Report of the Living Letters team visit to Sri Lanka

3-13 August 2007

Download the full report of the visit to Sri Lanka (pdf, 331 Kb)

 

The programme of the ten-day visit:

The team traveled all across the country. After a briefing in Colombo from the General Secretary of the NCCSL and the Commission for Justice and Peace as well as the Centre for Policy Alternatives they traveled by road to Mannar and from there to Vaharai and Batticloa and back again to Colombo and Jaffna. In these visits they met with people at the grassroots, fisher folk, widows, human rights groups, NGOs, government agents, as well as interfaith and citizens committees. In each place their visits were organised by the local bishops and clergy working with the people. The remainder of the time they spent in Colombo to debriefing with church leaders and the NCC and meeting with government ministers, the Chief Buddhist Priest of the Belanwila Temple, members of the Jathika Hela Urumaya (JHU which is the Buddhist monks led political party that has a strong influence on the government) and a UN official.

The Living Letters Team to Sri Lanka makes the following recommendations to the churches all over the world:

  • Bring Sri Lanka back to the forefront of the international efforts for peace making.
  • Empower the churches and affirm their role in building relations with other faith groups and in working for peace and reconciliation.
  • Help strengthen the efforts for inter-religious dialogue on peace.
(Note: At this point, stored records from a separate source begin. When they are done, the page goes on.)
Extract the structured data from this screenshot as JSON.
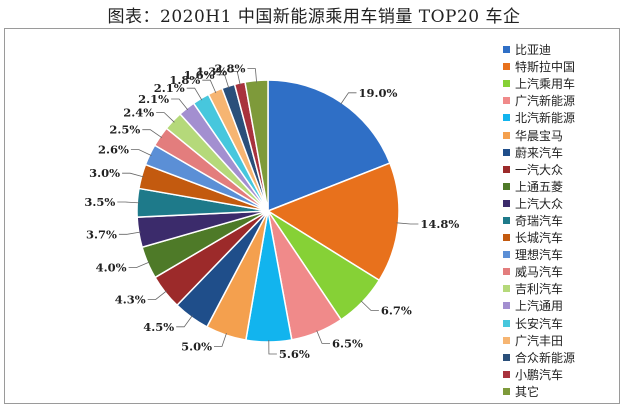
{
  "chart_data": {
    "type": "pie",
    "title": "图表：2020H1 中国新能源乘用车销量 TOP20 车企",
    "start_angle_deg": 0,
    "direction": "clockwise",
    "legend_position": "right",
    "slices": [
      {
        "name": "比亚迪",
        "value": 19.0,
        "label": "19.0%",
        "color": "#2f6fc6"
      },
      {
        "name": "特斯拉中国",
        "value": 14.8,
        "label": "14.8%",
        "color": "#e8711c"
      },
      {
        "name": "上汽乘用车",
        "value": 6.7,
        "label": "6.7%",
        "color": "#86d136"
      },
      {
        "name": "广汽新能源",
        "value": 6.5,
        "label": "6.5%",
        "color": "#f08a8a"
      },
      {
        "name": "北汽新能源",
        "value": 5.6,
        "label": "5.6%",
        "color": "#12b4ee"
      },
      {
        "name": "华晨宝马",
        "value": 5.0,
        "label": "5.0%",
        "color": "#f4a04e"
      },
      {
        "name": "蔚来汽车",
        "value": 4.5,
        "label": "4.5%",
        "color": "#1f4e8a"
      },
      {
        "name": "一汽大众",
        "value": 4.3,
        "label": "4.3%",
        "color": "#9c2a2a"
      },
      {
        "name": "上通五菱",
        "value": 4.0,
        "label": "4.0%",
        "color": "#4e7a28"
      },
      {
        "name": "上汽大众",
        "value": 3.7,
        "label": "3.7%",
        "color": "#3b2b6b"
      },
      {
        "name": "奇瑞汽车",
        "value": 3.5,
        "label": "3.5%",
        "color": "#1e7a8a"
      },
      {
        "name": "长城汽车",
        "value": 3.0,
        "label": "3.0%",
        "color": "#c35a0f"
      },
      {
        "name": "理想汽车",
        "value": 2.6,
        "label": "2.6%",
        "color": "#5b8fd6"
      },
      {
        "name": "威马汽车",
        "value": 2.5,
        "label": "2.5%",
        "color": "#e37d7d"
      },
      {
        "name": "吉利汽车",
        "value": 2.4,
        "label": "2.4%",
        "color": "#b5d97a"
      },
      {
        "name": "上汽通用",
        "value": 2.1,
        "label": "2.1%",
        "color": "#a38fd0"
      },
      {
        "name": "长安汽车",
        "value": 2.1,
        "label": "2.1%",
        "color": "#47c7dd"
      },
      {
        "name": "广汽丰田",
        "value": 1.8,
        "label": "1.8%",
        "color": "#f6b572"
      },
      {
        "name": "合众新能源",
        "value": 1.6,
        "label": "1.6%",
        "color": "#2a4f7a"
      },
      {
        "name": "小鹏汽车",
        "value": 1.3,
        "label": "1.3%",
        "color": "#a8323d"
      },
      {
        "name": "其它",
        "value": 2.8,
        "label": "2.8%",
        "color": "#7e9a3a"
      }
    ]
  }
}
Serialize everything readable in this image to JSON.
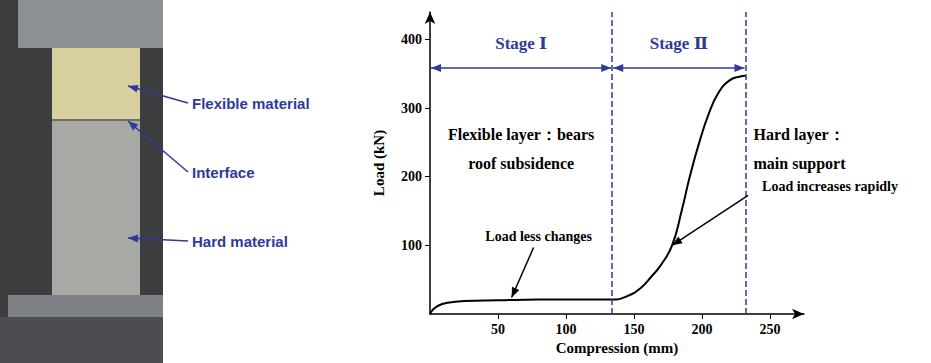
{
  "specimen_photo": {
    "labels": [
      "Flexible material",
      "Interface",
      "Hard material"
    ]
  },
  "chart_data": {
    "type": "line",
    "x": [
      0,
      2,
      6,
      12,
      25,
      50,
      80,
      110,
      134,
      145,
      155,
      163,
      170,
      178,
      185,
      191,
      198,
      205,
      212,
      220,
      228,
      232
    ],
    "values": [
      0,
      6,
      12,
      16,
      19,
      20,
      21,
      21,
      21,
      26,
      38,
      55,
      72,
      100,
      150,
      200,
      250,
      292,
      322,
      340,
      346,
      347
    ],
    "color": "#000000",
    "line_style": "solid",
    "marker": "none",
    "xlabel": "Compression (mm)",
    "ylabel": "Load (kN)",
    "xlim": [
      0,
      275
    ],
    "xticks": [
      50,
      100,
      150,
      200,
      250
    ],
    "ylim": [
      0,
      440
    ],
    "yticks": [
      100,
      200,
      300,
      400
    ],
    "grid": false,
    "stages": [
      {
        "label": "Stage Ⅰ",
        "start": 0,
        "end": 134,
        "description": "Flexible layer：bears roof subsidence"
      },
      {
        "label": "Stage Ⅱ",
        "start": 134,
        "end": 232,
        "description": "Hard layer：main support"
      }
    ],
    "annotations": [
      {
        "text": "Load less changes",
        "target": [
          60,
          24
        ]
      },
      {
        "text": "Load increases rapidly",
        "target": [
          178,
          100
        ]
      }
    ]
  }
}
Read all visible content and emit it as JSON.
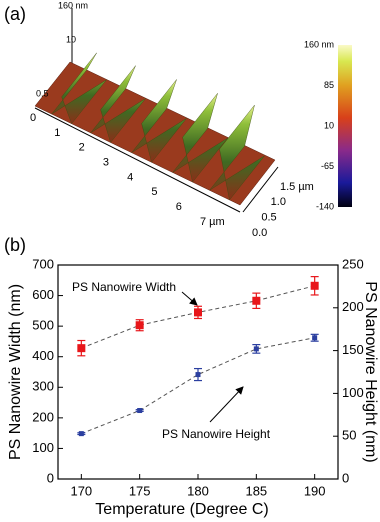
{
  "afm_image": {
    "panel_label": "(a)",
    "z_axis_labels": [
      "160 nm",
      "10",
      "0.5"
    ],
    "x_labels": [
      "0",
      "1",
      "2",
      "3",
      "4",
      "5",
      "6",
      "7 µm"
    ],
    "y_labels": [
      "0.0",
      "0.5",
      "1.0",
      "1.5 µm"
    ],
    "colorbar_labels": [
      "160 nm",
      "85",
      "10",
      "-65",
      "-140"
    ]
  },
  "chart_data": {
    "type": "errorbar-line",
    "panel_label": "(b)",
    "x_label": "Temperature (Degree C)",
    "y_label": "PS Nanowire Width (nm)",
    "y2_label": "PS Nanowire Height (nm)",
    "x": [
      170,
      175,
      180,
      185,
      190
    ],
    "xlim": [
      168,
      192
    ],
    "xticks": [
      170,
      175,
      180,
      185,
      190
    ],
    "ylim": [
      0,
      700
    ],
    "yticks": [
      0,
      100,
      200,
      300,
      400,
      500,
      600,
      700
    ],
    "y2lim": [
      0,
      250
    ],
    "y2ticks": [
      0,
      50,
      100,
      150,
      200,
      250
    ],
    "series": [
      {
        "name": "PS Nanowire Width",
        "color": "#e8161a",
        "values": [
          428,
          503,
          545,
          583,
          632
        ],
        "errors": [
          25,
          18,
          20,
          25,
          30
        ]
      },
      {
        "name": "PS Nanowire Height",
        "color": "#2b3fa0",
        "axis": "y2",
        "values": [
          53,
          80,
          122,
          152,
          165
        ],
        "errors": [
          1,
          1,
          7,
          5,
          4
        ]
      }
    ],
    "annotations": [
      "PS Nanowire Width",
      "PS Nanowire Height"
    ]
  }
}
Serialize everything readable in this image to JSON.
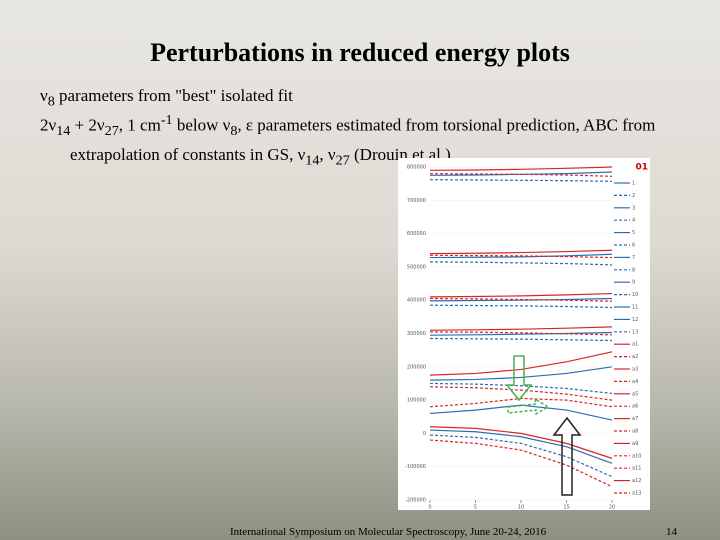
{
  "slide": {
    "title": "Perturbations in reduced energy plots",
    "bullets": [
      [
        "ν",
        {
          "sub": "8"
        },
        " parameters from \"best\" isolated fit"
      ],
      [
        "2ν",
        {
          "sub": "14"
        },
        " + 2ν",
        {
          "sub": "27"
        },
        ", 1 cm",
        {
          "sup": "-1"
        },
        " below ν",
        {
          "sub": "8"
        },
        ", ε parameters estimated from torsional prediction, ABC from extrapolation of constants in GS, ν",
        {
          "sub": "14"
        },
        ", ν",
        {
          "sub": "27"
        },
        " (Drouin et al.)"
      ]
    ],
    "footer": "International Symposium on Molecular Spectroscopy, June 20-24, 2016",
    "page": "14"
  },
  "chart_data": {
    "type": "line",
    "legend_title": "01",
    "x": [
      0,
      5,
      10,
      15,
      20
    ],
    "xlim": [
      0,
      20
    ],
    "xticks": [
      0,
      5,
      10,
      15,
      20
    ],
    "ylim": [
      -200000,
      800000
    ],
    "yticks": [
      -200000,
      -100000,
      0,
      100000,
      200000,
      300000,
      400000,
      500000,
      600000,
      700000,
      800000
    ],
    "series": [
      {
        "name": "1",
        "color": "#2e6db4",
        "dashed": false,
        "values": [
          775000,
          776000,
          778000,
          780000,
          785000
        ]
      },
      {
        "name": "2",
        "color": "#2e6db4",
        "dashed": true,
        "values": [
          762000,
          761000,
          760000,
          759000,
          757000
        ]
      },
      {
        "name": "3",
        "color": "#2e6db4",
        "dashed": false,
        "values": [
          528000,
          529000,
          530000,
          533000,
          538000
        ]
      },
      {
        "name": "4",
        "color": "#2e6db4",
        "dashed": true,
        "values": [
          515000,
          514000,
          512000,
          510000,
          506000
        ]
      },
      {
        "name": "5",
        "color": "#2e6db4",
        "dashed": false,
        "values": [
          398000,
          399000,
          400000,
          402000,
          405000
        ]
      },
      {
        "name": "6",
        "color": "#2e6db4",
        "dashed": true,
        "values": [
          385000,
          384000,
          383000,
          381000,
          378000
        ]
      },
      {
        "name": "7",
        "color": "#2e6db4",
        "dashed": false,
        "values": [
          295000,
          296000,
          298000,
          300000,
          303000
        ]
      },
      {
        "name": "8",
        "color": "#2e6db4",
        "dashed": true,
        "values": [
          285000,
          284000,
          283000,
          281000,
          279000
        ]
      },
      {
        "name": "9",
        "color": "#2e6db4",
        "dashed": false,
        "values": [
          160000,
          162000,
          168000,
          180000,
          200000
        ]
      },
      {
        "name": "10",
        "color": "#2e6db4",
        "dashed": true,
        "values": [
          150000,
          148000,
          143000,
          135000,
          120000
        ]
      },
      {
        "name": "11",
        "color": "#2e6db4",
        "dashed": false,
        "values": [
          60000,
          70000,
          85000,
          70000,
          40000
        ]
      },
      {
        "name": "12",
        "color": "#2e6db4",
        "dashed": false,
        "values": [
          10000,
          5000,
          -10000,
          -40000,
          -90000
        ]
      },
      {
        "name": "13",
        "color": "#2e6db4",
        "dashed": true,
        "values": [
          -5000,
          -12000,
          -30000,
          -70000,
          -130000
        ]
      },
      {
        "name": "a1",
        "color": "#d62728",
        "dashed": false,
        "values": [
          790000,
          791000,
          793000,
          796000,
          800000
        ]
      },
      {
        "name": "a2",
        "color": "#d62728",
        "dashed": true,
        "values": [
          780000,
          779000,
          778000,
          776000,
          772000
        ]
      },
      {
        "name": "a3",
        "color": "#d62728",
        "dashed": false,
        "values": [
          540000,
          541000,
          543000,
          546000,
          550000
        ]
      },
      {
        "name": "a4",
        "color": "#d62728",
        "dashed": true,
        "values": [
          535000,
          534000,
          533000,
          531000,
          528000
        ]
      },
      {
        "name": "a5",
        "color": "#d62728",
        "dashed": false,
        "values": [
          410000,
          411000,
          413000,
          416000,
          420000
        ]
      },
      {
        "name": "a6",
        "color": "#d62728",
        "dashed": true,
        "values": [
          405000,
          404000,
          402000,
          400000,
          397000
        ]
      },
      {
        "name": "a7",
        "color": "#d62728",
        "dashed": false,
        "values": [
          310000,
          311000,
          313000,
          316000,
          320000
        ]
      },
      {
        "name": "a8",
        "color": "#d62728",
        "dashed": true,
        "values": [
          305000,
          304000,
          302000,
          299000,
          296000
        ]
      },
      {
        "name": "a9",
        "color": "#d62728",
        "dashed": false,
        "values": [
          175000,
          180000,
          192000,
          215000,
          245000
        ]
      },
      {
        "name": "a10",
        "color": "#d62728",
        "dashed": true,
        "values": [
          140000,
          137000,
          130000,
          118000,
          100000
        ]
      },
      {
        "name": "a11",
        "color": "#d62728",
        "dashed": true,
        "values": [
          80000,
          90000,
          105000,
          100000,
          80000
        ]
      },
      {
        "name": "a12",
        "color": "#d62728",
        "dashed": false,
        "values": [
          20000,
          15000,
          0,
          -30000,
          -75000
        ]
      },
      {
        "name": "a13",
        "color": "#d62728",
        "dashed": true,
        "values": [
          -20000,
          -30000,
          -50000,
          -95000,
          -160000
        ]
      }
    ]
  }
}
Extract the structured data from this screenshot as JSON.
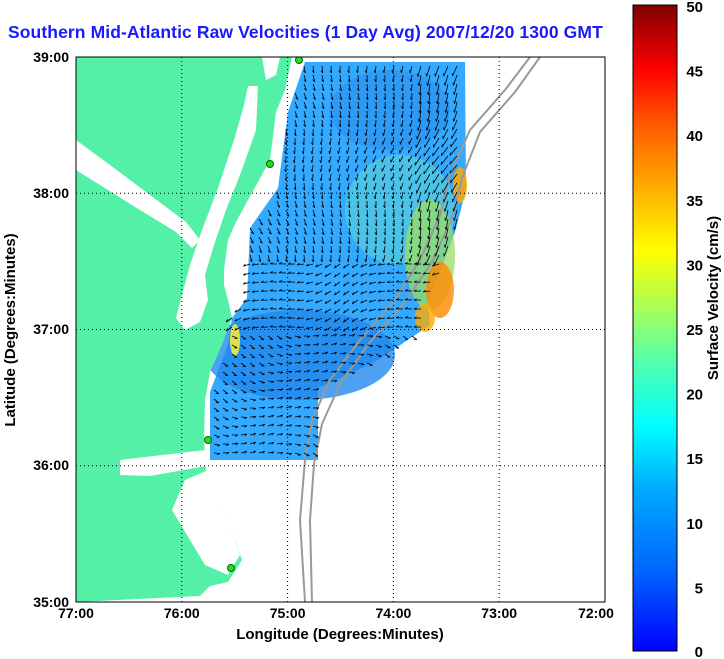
{
  "title": "Southern Mid-Atlantic Raw Velocities (1 Day Avg) 2007/12/20 1300 GMT",
  "x_axis": {
    "label": "Longitude (Degrees:Minutes)",
    "ticks": [
      "77:00",
      "76:00",
      "75:00",
      "74:00",
      "73:00",
      "72:00"
    ]
  },
  "y_axis": {
    "label": "Latitude (Degrees:Minutes)",
    "ticks": [
      "39:00",
      "38:00",
      "37:00",
      "36:00",
      "35:00"
    ]
  },
  "colorbar": {
    "label": "Surface Velocity (cm/s)",
    "ticks": [
      "50",
      "45",
      "40",
      "35",
      "30",
      "25",
      "20",
      "15",
      "10",
      "5",
      "0"
    ],
    "range": [
      0,
      50
    ],
    "colormap": "jet"
  },
  "map": {
    "lon_range_deg_west": [
      77,
      72
    ],
    "lat_range_deg_north": [
      35,
      39
    ],
    "grid": "dotted",
    "land_color": "#55f0a8",
    "water_color": "#ffffff",
    "bathymetry_color": "#999999",
    "station_marker_color": "#22dd22"
  }
}
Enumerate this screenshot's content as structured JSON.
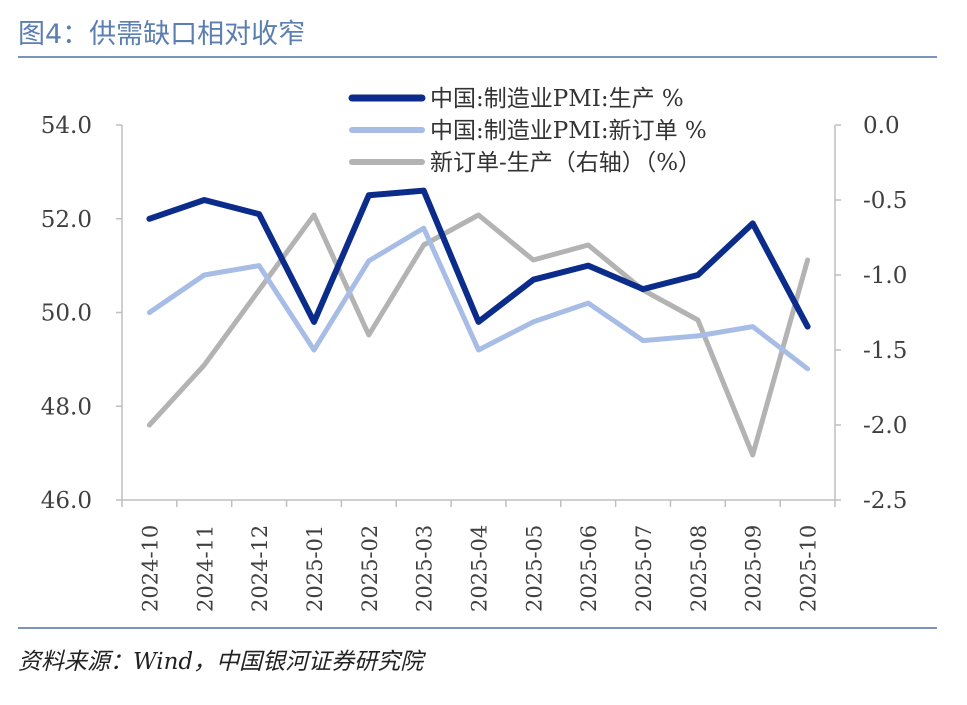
{
  "figure_title": "图4：供需缺口相对收窄",
  "source": "资料来源：Wind，中国银河证券研究院",
  "colors": {
    "production": "#0b2c8a",
    "new_orders": "#a7bde6",
    "gap": "#b3b3b3",
    "axis": "#bfbfbf",
    "text": "#404040",
    "accent": "#7b93bd"
  },
  "chart_data": {
    "type": "line",
    "categories": [
      "2024-10",
      "2024-11",
      "2024-12",
      "2025-01",
      "2025-02",
      "2025-03",
      "2025-04",
      "2025-05",
      "2025-06",
      "2025-07",
      "2025-08",
      "2025-09",
      "2025-10"
    ],
    "y_left": {
      "range": [
        46.0,
        54.0
      ],
      "ticks": [
        "54.0",
        "52.0",
        "50.0",
        "48.0",
        "46.0"
      ]
    },
    "y_right": {
      "range": [
        -2.5,
        0.0
      ],
      "ticks": [
        "0.0",
        "-0.5",
        "-1.0",
        "-1.5",
        "-2.0",
        "-2.5"
      ]
    },
    "series": [
      {
        "name": "中国:制造业PMI:生产 %",
        "axis": "left",
        "color_key": "production",
        "values": [
          52.0,
          52.4,
          52.1,
          49.8,
          52.5,
          52.6,
          49.8,
          50.7,
          51.0,
          50.5,
          50.8,
          51.9,
          49.7
        ]
      },
      {
        "name": "中国:制造业PMI:新订单 %",
        "axis": "left",
        "color_key": "new_orders",
        "values": [
          50.0,
          50.8,
          51.0,
          49.2,
          51.1,
          51.8,
          49.2,
          49.8,
          50.2,
          49.4,
          49.5,
          49.7,
          48.8
        ]
      },
      {
        "name": "新订单-生产（右轴）（%）",
        "axis": "right",
        "color_key": "gap",
        "values": [
          -2.0,
          -1.6,
          -1.1,
          -0.6,
          -1.4,
          -0.8,
          -0.6,
          -0.9,
          -0.8,
          -1.1,
          -1.3,
          -2.2,
          -0.9
        ]
      }
    ]
  }
}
A specific proposal made was that the WCC help facilitate a dialogue between the Sri Lankan Buddhist priests and Buddhist priests from other Asian countries.
  • Identify for the people safe ways for the victims to voice out their experiences of violence - for example by facilitating their voices in the Human Rights Commission and other international fora.
  • Call on the international NGOs to continue to support the humanitarian situation, but to ensure that they work with the churches in the country, with the NCCSL, and their related organizations and with local NGOs in seeking long term solutions.
  • Bring pressure on the Sri Lankan government to restore the still relevant elements of the 2002 peace agreement and ensure their implementation; as well as put pressure on the government to re-invest and restart the peace talks.
  • Learn from the Sri Lankan context so as to strengthen the themes of the DOV and in the content of the Declaration on Just Peace.
  • Pray for the churches and people of Sri Lanka.